When we run this parser at the start, we now have to use runParserT instead of runParser. This returns us an action in the State monad, meaning we have to use evalState to get our final result:

parseFeatureFromFile :: FilePath -> IO Feature
parseFeatureFromFile inputFile = do
  …
  case evalState (stateAction finalString) [] of
    Left s -> error (show s)
    Right feature -> return feature
  where
    stateAction s = runParserT featureParser inputFile s

Bonuses of Megaparsec

As a last bonus, let's look at error messages in Megaparsec. When we have errors in Attoparsec, the parseOnly function gives us an error string. But it’s not that helpful. All it tells us is what individual parser on the inside of our system failed:

>> parseOnly nullParser "true"
Left "string"
>> parseOnly "numberParser" "hello"
Left "Failed reading: takeWhile1"

These messages don’t tell us where within the input it failed, or what we expected instead. Let’s compare this to Megaparsec and runParser:

>> runParser nullParser "true" ""
Left (TrivialError 
  (SourcePos {sourceName = "true", sourceLine = Pos 1, sourceColumn = Pos 1} :| []) 
  (Just EndOfInput) 
  (fromList [Tokens ('n' :| "ull")]))
>> runParser numberParser "hello" ""
Left (TrivialError 
  (SourcePos {sourceName = "hello", sourceLine = Pos 1, sourceColumn = Pos 1} :| []) 
    (Just EndOfInput) 
    (fromList [Tokens ('-' :| ""),Tokens ('.' :| ""),Label ('d' :| "igit")]))

This gives us a lot more information! We can see the string we’re trying to parse. We can also see the exact position it fails at. It’ll even give us a picture of what parsers it was trying to use.
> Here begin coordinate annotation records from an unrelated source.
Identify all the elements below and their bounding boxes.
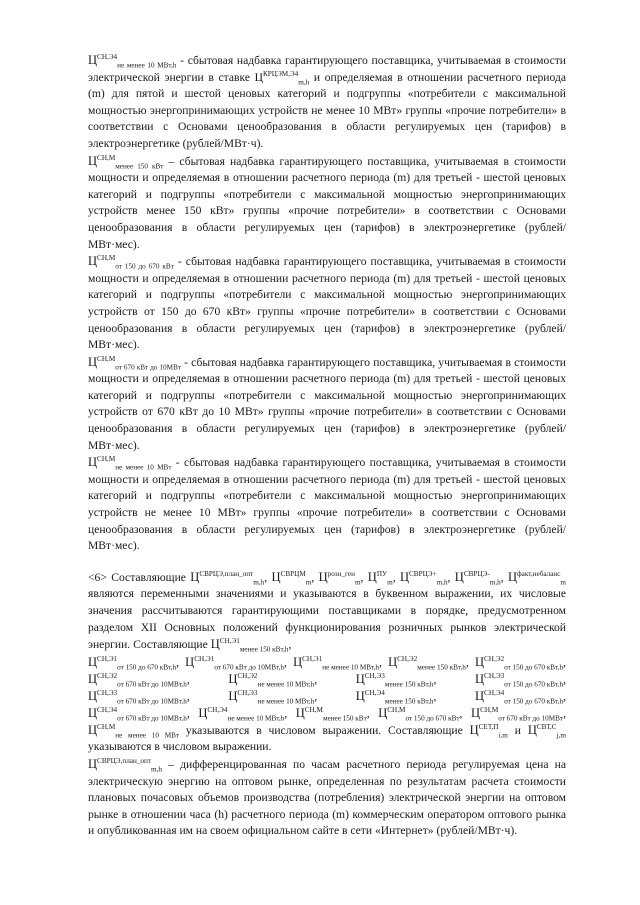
formula-subscript: от 150 до 670 кВт bbox=[405, 714, 460, 723]
definition-paragraph-1 bbox=[88, 52, 566, 153]
component-term: $Ц^{СН,М}_{от 150 до 670 кВт}$, bbox=[378, 705, 463, 723]
formula-subscript: m,h bbox=[489, 578, 501, 587]
note-text: указываются в числовом выражении. bbox=[88, 740, 272, 754]
formula-symbol: Ц bbox=[88, 654, 98, 669]
formula-symbol: Ц bbox=[355, 688, 365, 703]
note-6-continuation bbox=[88, 722, 566, 756]
component-term: $Ц^{СН,Э1}_{от 150 до 670 кВт,h}$, bbox=[88, 654, 179, 672]
formula-subscript: j,m bbox=[556, 731, 566, 740]
component-term: $Ц^{СН,Э3}_{от 150 до 670 кВт,h}$, bbox=[475, 671, 566, 689]
formula-symbol: Ц bbox=[190, 569, 200, 584]
formula-superscript: СН,Э4 bbox=[97, 53, 118, 62]
component-term: $Ц^{СН,Э1}_{от 670 кВт до 10МВт,h}$, bbox=[185, 654, 287, 672]
formula-subscript: менее 150 кВт bbox=[115, 161, 164, 170]
formula-symbol: Ц bbox=[88, 153, 98, 168]
formula-symbol: Ц bbox=[88, 722, 98, 737]
formula-symbol: Ц bbox=[88, 455, 98, 470]
definition-text: - сбытовая надбавка гарантирующего поставщика, учитываемая в стоимости мощности и определяемая в отношении расчетного периода (m) для третьей - шестой ценовых категорий и подгруппы «потребители с максимальной мощностью энергопринимающих устройств не менее 10 МВт» группы «прочие потребители» в соответствии с Основами ценообразования в области регулируемых цен (тарифов) в электроэнергетике (рублей/МВт·мес). bbox=[88, 456, 566, 553]
formula-subscript: m bbox=[305, 578, 312, 587]
paragraph-gap bbox=[88, 555, 566, 569]
formula-subscript: от 670 кВт до 10МВт,h bbox=[214, 663, 284, 672]
definition-paragraph-4 bbox=[88, 354, 566, 455]
formula-subscript: m bbox=[387, 578, 393, 587]
formula-superscript: СН,Э1 bbox=[219, 637, 240, 646]
definition-text: - сбытовая надбавка гарантирующего поставщика, учитываемая в стоимости мощности и определяемая в отношении расчетного периода (m) для третьей - шестой ценовых категорий и подгруппы «потребители с максимальной мощностью энергопринимающих устройств от 150 до 670 кВт» группы «прочие потребители» в соответствии с Основами ценообразования в области регулируемых цен (тарифов) в электроэнергетике (рублей/МВт·мес). bbox=[88, 255, 566, 352]
formula-symbol: Ц bbox=[88, 756, 98, 771]
formula-subscript: менее 150 кВт,h bbox=[417, 663, 466, 672]
formula-superscript: СН,Э3 bbox=[484, 671, 505, 680]
formula-symbol: Ц bbox=[185, 654, 195, 669]
component-term: $Ц^{СН,Э3}_{от 670 кВт до 10МВт,h}$, bbox=[88, 688, 190, 706]
formula-superscript: СН,Э2 bbox=[237, 671, 258, 680]
formula-symbol: Ц bbox=[474, 654, 484, 669]
definition-paragraph-5 bbox=[88, 454, 566, 555]
note-text: указываются в числовом выражении. Составляющие bbox=[179, 723, 470, 737]
formula-subscript: не менее 10 МВт,h bbox=[257, 680, 315, 689]
formula-subscript: не менее 10 МВт,h bbox=[322, 663, 379, 672]
formula-superscript: СН,М bbox=[304, 705, 323, 714]
component-term: $Ц^{СН,Э2}_{менее 150 кВт,h}$, bbox=[388, 654, 469, 672]
formula-symbol: Ц bbox=[88, 254, 98, 269]
formula-symbol: Ц bbox=[318, 569, 328, 584]
definition-paragraph-3 bbox=[88, 253, 566, 354]
formula-symbol: Ц bbox=[475, 671, 485, 686]
formula-superscript: СН,М bbox=[387, 705, 406, 714]
formula-superscript: СВРЦЭ,план_опт bbox=[97, 757, 151, 766]
formula-subscript: m,h bbox=[436, 578, 448, 587]
definition-text: и определяемая в отношении расчетного периода (m) для пятой и шестой ценовых категорий и подгруппы «потребители с максимальной мощностью энергопринимающих устройств не менее 10 МВт» группы «прочие потребители» в соответствии с Основами ценообразования в области регулируемых цен (тарифов) в электроэнергетике (рублей/МВт·ч). bbox=[88, 70, 567, 150]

In a larger system, this makes a big difference. We can track down where we’ve gone wrong either in developing our syntax, or conforming our input to meet the syntax. If we customize the e parameter type, we can even add our own details into the error message to help even more!

Conclusion

This wraps up our exploration of parsing libraries in Haskell! In the past few weeks, we’ve learned about Applicative parsing, Attoparsec, and Megaparsec. The first provides useful and intuitive combinators for when our language is regular. It allows us to avoid using a monad for parsing and the baggage that might bring. With Attoparsec, we saw an introduction to monadic style parsing. This provided us with a syntax that was easier to understand and where we could see what was happening. Finally, this week, we explored Megaparsec. This library has a lot in common syntactically with Attoparsec. But it provides a few more bells and whistles that can make many tasks easier.